Jill Tidman (she/her) is Executive Director of The Redford Center, an independent nonprofit organization founded in 2005 by Robert Redford and his son James Redford. Jill has worked with the organization since its founding and took the helm in 2012 to lead the vision, strategy, and operations in service of advancing environmental solutions through the power of stories that move people to act. She has produced three award-winning feature documentaries and impact campaigns, and draws on her experience as a writer, filmmaker, and activist, and her passion for sustainability and environmental justice, to create a new way forward for impactful environmental films. With over 25 years of experience as an activist and storyteller, Jill has raised millions of dollars for environmentally engaged artists and film projects that serve as powerful education, communication, and activation tools. 


Prior to The Redford Center, Jill led projects for Business for Social Responsibility, Social Venture Network, The Natural Step, and Global Footprint Network, and she serves on the board of the KindHumans Foundations. Jill was nominated for a Pushcart Prize for her short fiction and resides with her family on the unceded ancestral homeland of the Ramaytush Ohlone tribe in the San Francisco Bay Area.

Louie Psihoyos

Louie Psihoyos is a world renown National Geographic photographer and Oscar-winning director whose mission is to use storytelling to shift humanity to a more sustainable and compassionate future. He is co-founder and Executive Director of the Oceanic Preservation Society (OPS), a California-based non-profit organization. His first film, The Cove, is an eco-thriller that exposed the brutal slaughter of small cetaceans in Japan and became one the most acclaimed documentaries in film history. The activism around that Oscar-winning film helped reduce dolphin and porpoise slaughter in Japan over 93%. 

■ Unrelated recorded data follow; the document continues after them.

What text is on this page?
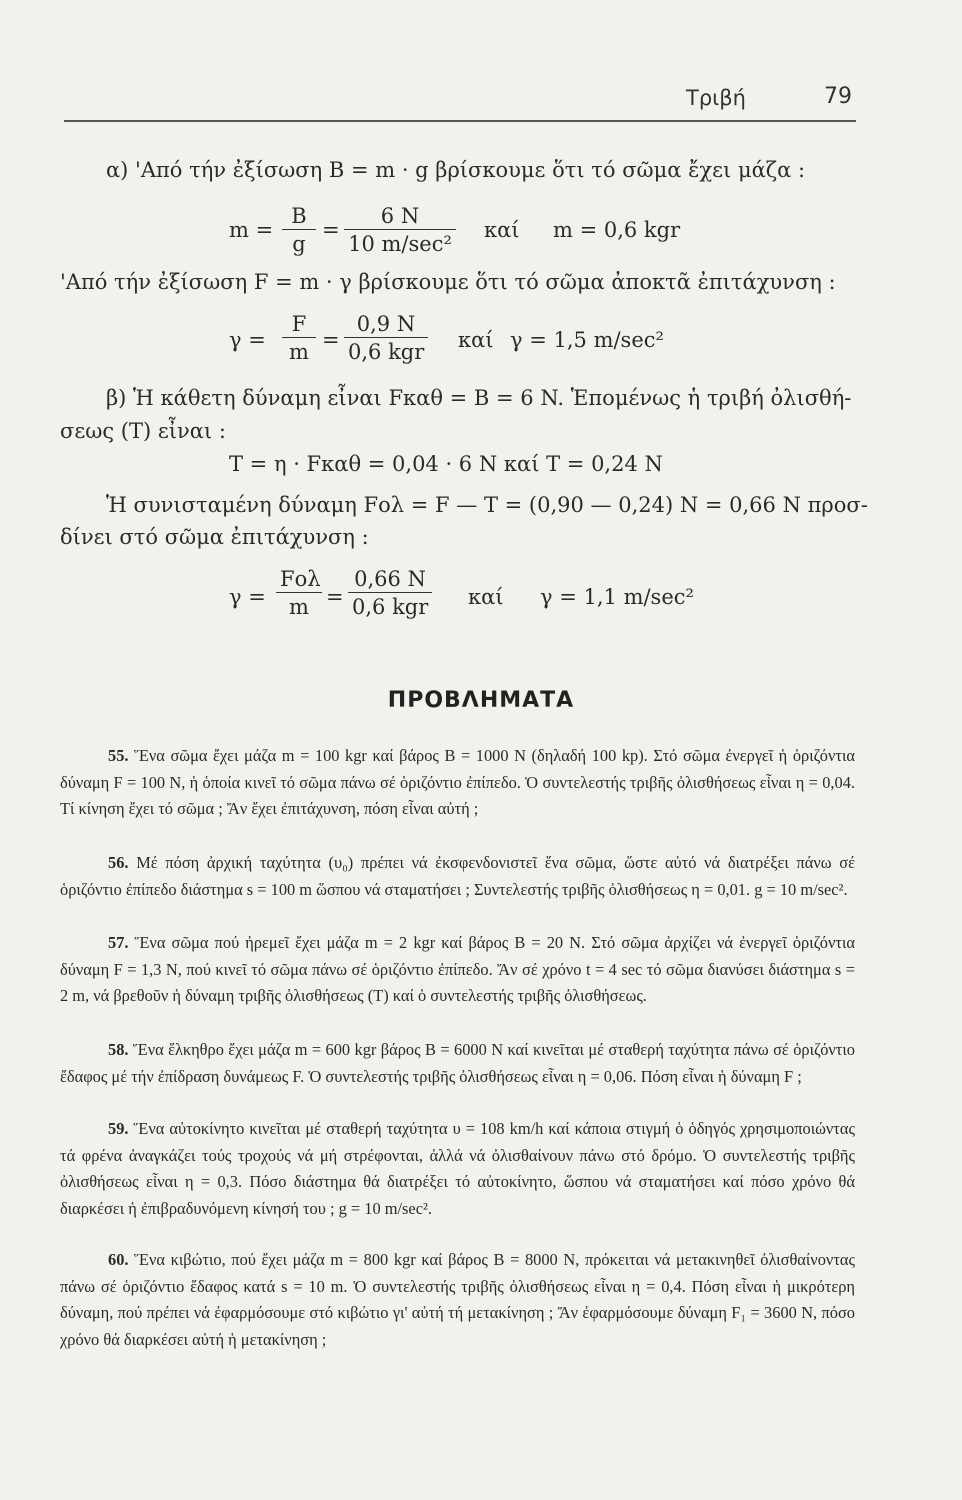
Τριβή	79
α) 'Από τήν ἐξίσωση B = m · g βρίσκουμε ὅτι τό σῶμα ἔχει μάζα :
m =
B
g
=
6 N
10 m/sec²
καί m = 0,6 kgr
'Από τήν ἐξίσωση F = m · γ βρίσκουμε ὅτι τό σῶμα ἀποκτᾶ ἐπιτάχυνση :
γ =
F
m =
0,9 N
0,6 kgr καί γ = 1,5 m/sec²
β) Ἡ κάθετη δύναμη εἶναι Fκαθ = B = 6 N. Ἑπομένως ἡ τριβή ὀλισθή-
σεως (Τ) εἶναι :
T = η · Fκαθ = 0,04 · 6 N καί T = 0,24 N
Ἡ συνισταμένη δύναμη Fολ = F — T = (0,90 — 0,24) N = 0,66 N προσ-
δίνει στό σῶμα ἐπιτάχυνση :
γ =
Fολ
m =
0,66 N
0,6 kgr καί γ = 1,1 m/sec²
ΠΡΟΒΛΗΜΑΤΑ
55. Ἕνα σῶμα ἔχει μάζα m = 100 kgr καί βάρος B = 1000 N (δηλαδή 100 kp). Στό σῶμα ἐνεργεῖ ἡ ὁριζόντια δύναμη F = 100 N, ἡ ὁποία κινεῖ τό σῶμα πάνω σέ ὁριζόντιο ἐπίπεδο. Ὁ συντελεστής τριβῆς ὀλισθήσεως εἶναι η = 0,04. Τί κίνηση ἔχει τό σῶμα ; Ἄν ἔχει ἐπιτάχυνση, πόση εἶναι αὐτή ;
56. Μέ πόση ἀρχική ταχύτητα (υ₀) πρέπει νά ἐκσφενδονιστεῖ ἕνα σῶμα, ὥστε αὐτό νά διατρέξει πάνω σέ ὁριζόντιο ἐπίπεδο διάστημα s = 100 m ὥσπου νά σταματήσει ; Συντελεστής τριβῆς ὀλισθήσεως η = 0,01. g = 10 m/sec².
57. Ἕνα σῶμα πού ἠρεμεῖ ἔχει μάζα m = 2 kgr καί βάρος B = 20 N. Στό σῶμα ἀρχίζει νά ἐνεργεῖ ὁριζόντια δύναμη F = 1,3 N, πού κινεῖ τό σῶμα πάνω σέ ὁριζόντιο ἐπίπεδο. Ἄν σέ χρόνο t = 4 sec τό σῶμα διανύσει διάστημα s = 2 m, νά βρεθοῦν ἡ δύναμη τριβῆς ὀλισθήσεως (T) καί ὁ συντελεστής τριβῆς ὀλισθήσεως.
58. Ἕνα ἕλκηθρο ἔχει μάζα m = 600 kgr βάρος B = 6000 N καί κινεῖται μέ σταθερή ταχύτητα πάνω σέ ὁριζόντιο ἔδαφος μέ τήν ἐπίδραση δυνάμεως F. Ὁ συντελεστής τριβῆς ὀλισθήσεως εἶναι η = 0,06. Πόση εἶναι ἡ δύναμη F ;
59. Ἕνα αὐτοκίνητο κινεῖται μέ σταθερή ταχύτητα υ = 108 km/h καί κάποια στιγμή ὁ ὁδηγός χρησιμοποιώντας τά φρένα ἀναγκάζει τούς τροχούς νά μή στρέφονται, ἀλλά νά ὀλισθαίνουν πάνω στό δρόμο. Ὁ συντελεστής τριβῆς ὀλισθήσεως εἶναι η = 0,3. Πόσο διάστημα θά διατρέξει τό αὐτοκίνητο, ὥσπου νά σταματήσει καί πόσο χρόνο θά διαρκέσει ἡ ἐπιβραδυνόμενη κίνησή του ; g = 10 m/sec².
60. Ἕνα κιβώτιο, πού ἔχει μάζα m = 800 kgr καί βάρος B = 8000 N, πρόκειται νά μετακινηθεῖ ὀλισθαίνοντας πάνω σέ ὁριζόντιο ἔδαφος κατά s = 10 m. Ὁ συντελεστής τριβῆς ὀλισθήσεως εἶναι η = 0,4. Πόση εἶναι ἡ μικρότερη δύναμη, πού πρέπει νά ἐφαρμόσουμε στό κιβώτιο γι' αὐτή τή μετακίνηση ; Ἄν ἐφαρμόσουμε δύναμη F₁ = 3600 N, πόσο χρόνο θά διαρκέσει αὐτή ἡ μετακίνηση ;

He and his team’s projection events of endangered species on iconic buildings for their film, Racing Extinction, received over 5.4 billion media views and led to laws that protect some of the earth’s most endangered species. Over 75% of the world’s interest in shifting towards a plant-based diet has been attributed to his 3rd film, The Game Changers, a film about plant-based super athletes. He co-directed Mission: Joy a buddy film about how to find joy in a world of full of sorrow and features his Holiness, The Dalai Lama and Archbishop Desmond Tutu. His Netflix series, You Are What you Eat: A Twin Experiment has been seen around the world by 10's of million of people and continues to nudge the world closer to a healthier and more sustainable future. 

Erica Elson

Moderator | Digital Course & Event Producer

Erica Elson is a Producer, Writer and Educator based in the mountains outside Los Angeles. Her short film, WING NIGHT, premiered at Method Fest in Los Angeles. She is the co-author of the book THE AWKWARD HUMAN SURVIVAL GUIDE and co-hosted a podcast by the same name on the 5by5 network for five years. Elson's articles have been published by HuffPost, Lifehacker, and Reader's Digest. Prior to working in education, she worked in television development and writers’ rooms such as VH1’s HINDSIGHT, where she had the chance to write for the spinoff web series PLANET SEBASTIAN.


Elson joined the Sundance Collab team in October 2021 and produces courses, Master Classes, and events in the areas of screenwriting, television writing, directing, producing, and documentary filmmaking. She has moderated conversations with Sofia Coppola, Richard Linklater, Alexander Payne, and Susannah Grant, among others.


Prior to Sundance, Elson was the Thesis Production Supervisor at the American Film Institute for five years. She oversaw several award-winning graduate thesis films, notably the 2021 BAFTA student film winner APART, TOGETHER and the 2023 Sundance Film Festival short WE WERE MEANT TO. While at AFI, Elson developed a passion for sustainable production and created the Green Film School Alliance, which includes forty schools on four continents. She holds a BA in Communication and Film Studies from Concordia University and an MFA in Screenwriting from the American Film Institute.